God had promised Abraham that he would be the father of a multitude (Gen 12:2; 13:16); and of course that requires Abraham and Sarah to have a son (Gen 15:1-6; 17:15-16). Abraham and Sarah, however, were ‘well-advanced’ in years – well past the ‘normal’ age of childbearing. Thus Abraham’s response in Gen 17:17, “Then Abraham fell on his face and laughed and said to himself, ‘Shall a child be born to a man who is a hundred years old? Shall Sarah, who is ninety years old, bear a child?’” And again the Lord tells Abraham and Sarah that they will indeed have a son in one year’s time; and again – this time Sarah – responds with unbelief, “So Sarah laughed to herself, saying, ‘After I am worn out, and my Lord (Abraham) is old, shall I have pleasure.’” To which God responds, “Why did Sarah laugh and say, ‘Shall I indeed bear a child, now that I am old.’ Is anything too hard for the LORD’” (Gen 18:12-14). And of course we read in Gen 21:1-2, “The LORD visited Sarah as he had said, and the LORD did to Sarah as he had promised. And Sarah conceived and bore Abraham a son in his old age at the time of which God has spoken to him (see Rom 4:16-22 for Paul’s commentary on this episode).” Sarah doubts. She hesitates. She questions. She laughs in wonder. But God responds to her with an assertive and climactic rhetorical question. “Is anything too hard for the Lord?” And the implied answer? “Absolutely not!” God is sovereign! He is the creator! He is the alpha and the Omega! He speaks and it is done! He raises the dead! He gives life! He has conquered sin and death. Is anything too hard for the LORD? Indeed not! Two final thoughts on this verse:
First, what this does not mean? This statement of God’s power does not have in view any kind of logical absurdity such as: “Can God create a square circle?” Or, “Can God create a stone too heavy for him to carry?” Those are nonsensical questions.

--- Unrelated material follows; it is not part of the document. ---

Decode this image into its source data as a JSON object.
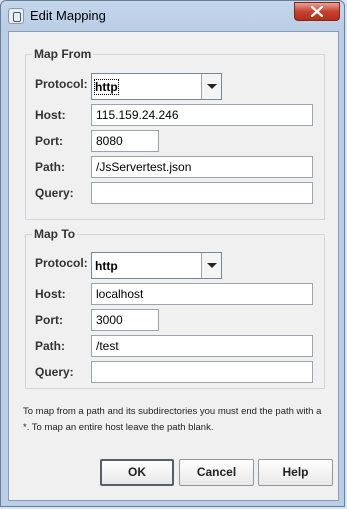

But second, what this does mean? It means that no redemptive purpose of God can be thwarted. It means that the accomplishing and applying of redemption to God’s people will be fulfilled. It means God works all things for the good of his people. It means there is no situation so far gone in which God is not working for the good of his people. It means all God’s sheep will hear his voice and will follow them. It means that God will bring every one of his sheep home in glory to be with him forever!